Para o Grupo Oceanic (com com 11 empreendimentos de entretenimento nas regiões Sul e Sudeste) , o avanço veio tanto da expansão quanto da otimização interna. “O Oceanic cresceu 30% no ano passado — metade veio de crescimento orgânico e metade da abertura da roda-gigante. Agora estamos focados em eficiência, trazendo áreas que eram terceirizadas para dentro”, explicou Kiko. A empresa também mira uma estratégia de regionalização, buscando atrair turistas do Nordeste e intensificar a presença local.

Aviva

A Aviva, que conta com o parque aquático Hot Park, no Rio Quente (GO), apresentou resultados expressivos para o entretenimento. “O Hot Park cresceu 67% em cinco anos. Em termos reais, mais de 35%. Grande parte disso veio da diversificação do produto e da integração entre hotelaria e parques’’, explicou Alessandro Cunha.

A operação se beneficia do modelo multiproduto do grupo — hotelaria, parques e programas de recorrência — que aumenta ocupação e dilui custos.

Retração de demanda e cautela

O estudo da Noctua também revelou uma queda entre 6% e 10% na demanda em 2026, movimento atribuído por Cypriano ao efeito Copa do Mundo, ao cenário eleitoral e ao alto custo de crédito no Brasil.

Os CEOs confirmaram a tendência:

  • Alta dos juros inviabilizando projetos greenfield de grande porte.
  • Cuidado com novos CAPEX, priorizando iniciativas menores e de retorno mais rápido.
  • Busca por modelos de ativos com baixos investimentos e integração entre verticais para aumentar ticket e recorrência.

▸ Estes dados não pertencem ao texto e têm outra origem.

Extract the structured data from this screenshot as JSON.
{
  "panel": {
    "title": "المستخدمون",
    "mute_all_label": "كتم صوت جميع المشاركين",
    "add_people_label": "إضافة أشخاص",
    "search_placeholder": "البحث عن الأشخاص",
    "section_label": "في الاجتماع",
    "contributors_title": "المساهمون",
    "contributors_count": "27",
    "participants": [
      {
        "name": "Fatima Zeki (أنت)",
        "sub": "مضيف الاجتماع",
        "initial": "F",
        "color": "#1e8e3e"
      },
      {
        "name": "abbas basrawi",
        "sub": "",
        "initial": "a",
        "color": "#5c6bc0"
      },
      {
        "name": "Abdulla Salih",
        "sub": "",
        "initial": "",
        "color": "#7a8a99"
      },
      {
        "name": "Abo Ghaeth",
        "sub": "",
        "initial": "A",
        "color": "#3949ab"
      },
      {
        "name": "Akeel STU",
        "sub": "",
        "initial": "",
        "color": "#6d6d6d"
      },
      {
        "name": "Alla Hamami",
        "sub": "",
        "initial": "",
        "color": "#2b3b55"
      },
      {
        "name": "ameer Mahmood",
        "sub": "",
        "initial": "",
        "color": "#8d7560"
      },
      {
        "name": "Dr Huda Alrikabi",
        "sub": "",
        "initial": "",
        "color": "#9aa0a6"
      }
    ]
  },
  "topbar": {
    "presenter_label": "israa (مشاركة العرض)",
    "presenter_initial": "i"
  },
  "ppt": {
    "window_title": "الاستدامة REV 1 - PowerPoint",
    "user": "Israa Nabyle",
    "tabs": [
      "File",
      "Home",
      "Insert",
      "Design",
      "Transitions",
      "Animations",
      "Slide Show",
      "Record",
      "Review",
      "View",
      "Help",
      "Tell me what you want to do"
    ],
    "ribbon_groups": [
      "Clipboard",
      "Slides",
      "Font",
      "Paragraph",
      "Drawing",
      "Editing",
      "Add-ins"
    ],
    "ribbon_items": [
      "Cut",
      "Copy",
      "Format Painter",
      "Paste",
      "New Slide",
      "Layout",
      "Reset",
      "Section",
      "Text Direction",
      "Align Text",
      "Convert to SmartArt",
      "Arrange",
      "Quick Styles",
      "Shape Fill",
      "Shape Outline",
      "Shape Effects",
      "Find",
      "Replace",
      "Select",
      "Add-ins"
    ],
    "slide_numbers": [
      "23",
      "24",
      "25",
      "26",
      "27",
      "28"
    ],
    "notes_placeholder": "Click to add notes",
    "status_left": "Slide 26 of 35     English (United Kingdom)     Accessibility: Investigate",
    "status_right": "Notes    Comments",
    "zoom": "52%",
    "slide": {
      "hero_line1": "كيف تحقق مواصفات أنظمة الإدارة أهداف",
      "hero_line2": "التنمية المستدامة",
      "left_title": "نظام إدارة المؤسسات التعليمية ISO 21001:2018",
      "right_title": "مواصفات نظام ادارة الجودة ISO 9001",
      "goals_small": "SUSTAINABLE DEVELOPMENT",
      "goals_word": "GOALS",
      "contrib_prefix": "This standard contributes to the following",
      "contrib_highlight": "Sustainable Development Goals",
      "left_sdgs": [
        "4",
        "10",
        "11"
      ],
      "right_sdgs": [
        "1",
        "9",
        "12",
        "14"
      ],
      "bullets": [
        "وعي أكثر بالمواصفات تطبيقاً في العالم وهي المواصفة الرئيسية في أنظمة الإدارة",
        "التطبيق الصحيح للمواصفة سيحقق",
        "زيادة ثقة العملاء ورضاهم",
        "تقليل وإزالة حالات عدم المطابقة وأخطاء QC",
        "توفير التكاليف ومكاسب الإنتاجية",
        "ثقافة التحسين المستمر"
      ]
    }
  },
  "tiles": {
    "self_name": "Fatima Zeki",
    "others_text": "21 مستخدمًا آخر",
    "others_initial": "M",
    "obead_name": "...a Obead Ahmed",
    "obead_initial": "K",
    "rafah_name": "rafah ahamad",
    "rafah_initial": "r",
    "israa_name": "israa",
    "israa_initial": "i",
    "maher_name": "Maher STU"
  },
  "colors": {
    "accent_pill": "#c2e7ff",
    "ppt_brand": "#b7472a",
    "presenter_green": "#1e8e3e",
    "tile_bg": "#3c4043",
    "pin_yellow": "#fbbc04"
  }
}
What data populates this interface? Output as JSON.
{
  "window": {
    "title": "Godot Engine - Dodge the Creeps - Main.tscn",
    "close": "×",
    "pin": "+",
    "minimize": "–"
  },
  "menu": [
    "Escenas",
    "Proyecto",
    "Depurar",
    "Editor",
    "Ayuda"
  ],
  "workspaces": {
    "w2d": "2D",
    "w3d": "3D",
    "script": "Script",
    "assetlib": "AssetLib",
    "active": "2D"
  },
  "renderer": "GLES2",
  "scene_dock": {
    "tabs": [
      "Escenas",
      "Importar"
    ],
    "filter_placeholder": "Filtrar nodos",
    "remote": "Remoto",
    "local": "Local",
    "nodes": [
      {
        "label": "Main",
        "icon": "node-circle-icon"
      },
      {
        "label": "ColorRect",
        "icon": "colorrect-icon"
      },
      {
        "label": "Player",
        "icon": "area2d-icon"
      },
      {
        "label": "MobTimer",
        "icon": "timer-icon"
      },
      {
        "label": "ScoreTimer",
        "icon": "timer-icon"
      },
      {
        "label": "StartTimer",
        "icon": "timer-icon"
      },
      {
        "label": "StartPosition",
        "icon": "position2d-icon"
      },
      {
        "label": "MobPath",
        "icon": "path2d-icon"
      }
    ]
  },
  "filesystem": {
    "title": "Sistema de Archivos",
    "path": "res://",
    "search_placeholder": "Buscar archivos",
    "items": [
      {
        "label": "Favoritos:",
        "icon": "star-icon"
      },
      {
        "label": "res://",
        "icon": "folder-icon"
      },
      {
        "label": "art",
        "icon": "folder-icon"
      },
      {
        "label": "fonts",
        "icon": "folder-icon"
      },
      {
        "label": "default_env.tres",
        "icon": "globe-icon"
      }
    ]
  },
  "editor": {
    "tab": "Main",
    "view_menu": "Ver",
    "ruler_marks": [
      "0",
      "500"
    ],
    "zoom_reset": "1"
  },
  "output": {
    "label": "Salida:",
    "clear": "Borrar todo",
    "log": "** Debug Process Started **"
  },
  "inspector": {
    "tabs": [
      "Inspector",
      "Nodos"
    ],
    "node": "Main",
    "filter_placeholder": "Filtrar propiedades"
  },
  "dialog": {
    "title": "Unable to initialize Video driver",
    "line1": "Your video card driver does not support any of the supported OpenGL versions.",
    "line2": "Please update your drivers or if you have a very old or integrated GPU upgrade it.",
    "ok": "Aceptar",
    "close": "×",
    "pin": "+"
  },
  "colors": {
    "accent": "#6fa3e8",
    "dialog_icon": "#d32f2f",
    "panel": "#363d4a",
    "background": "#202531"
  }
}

 “O incentivo ao turismo no Brasil é limitado. O setor ainda tem dificuldades reais para financiar novos empreendimentos”, pontuou Ronaldo Beber. 

Estratégias para o novo ciclo: 

Diante do novo cenário, cada grupo apresentou caminhos distintos, mas complementares para sustentar crescimento.

Aviva aposta em recorrência e previsibilidade

A Aviva vem expandindo o uso de programas de recorrência, semelhantes ao timeshare, para garantir volume e fidelização. “Estamos construindo um cliente que volta mais vezes, que tem vínculo com a marca e gera receita antes mesmo da visita. Isso coloca previsibilidade no negócio”, comentou Alessandro.

Oceanic prepara expansão com hotelaria

Kiko ressaltou que o grupo vem reduzindo dependências externas.  “Ao internalizar operações de alimentação, ingressos e experiência, ganhamos eficiência e também flexibilidade para ajustar preços’’. O grupo já planeja a entrada no segmento de hospitalidade para formar empreendimentos integrados.

Gramado Parks intensifica prioriza shows e experiências

Ronaldo explicou que o grupo tem investido em atrações menores, de menor risco e alto potencial de fluxo.  “Estamos direcionando investimentos para shows, museus e experiências imersivas. São projetos mais leves e que se pagam mais rápido’’, disse ele. A conexão com a rede hoteleira é estratégica: hóspedes se tornam o principal canal para atrair visitantes aos parques.

“Os players estão mais racionais. Crescimento agora passa menos por expansão física e mais por inteligência comercial e de capital’’, concluiu Pedro Cypriano.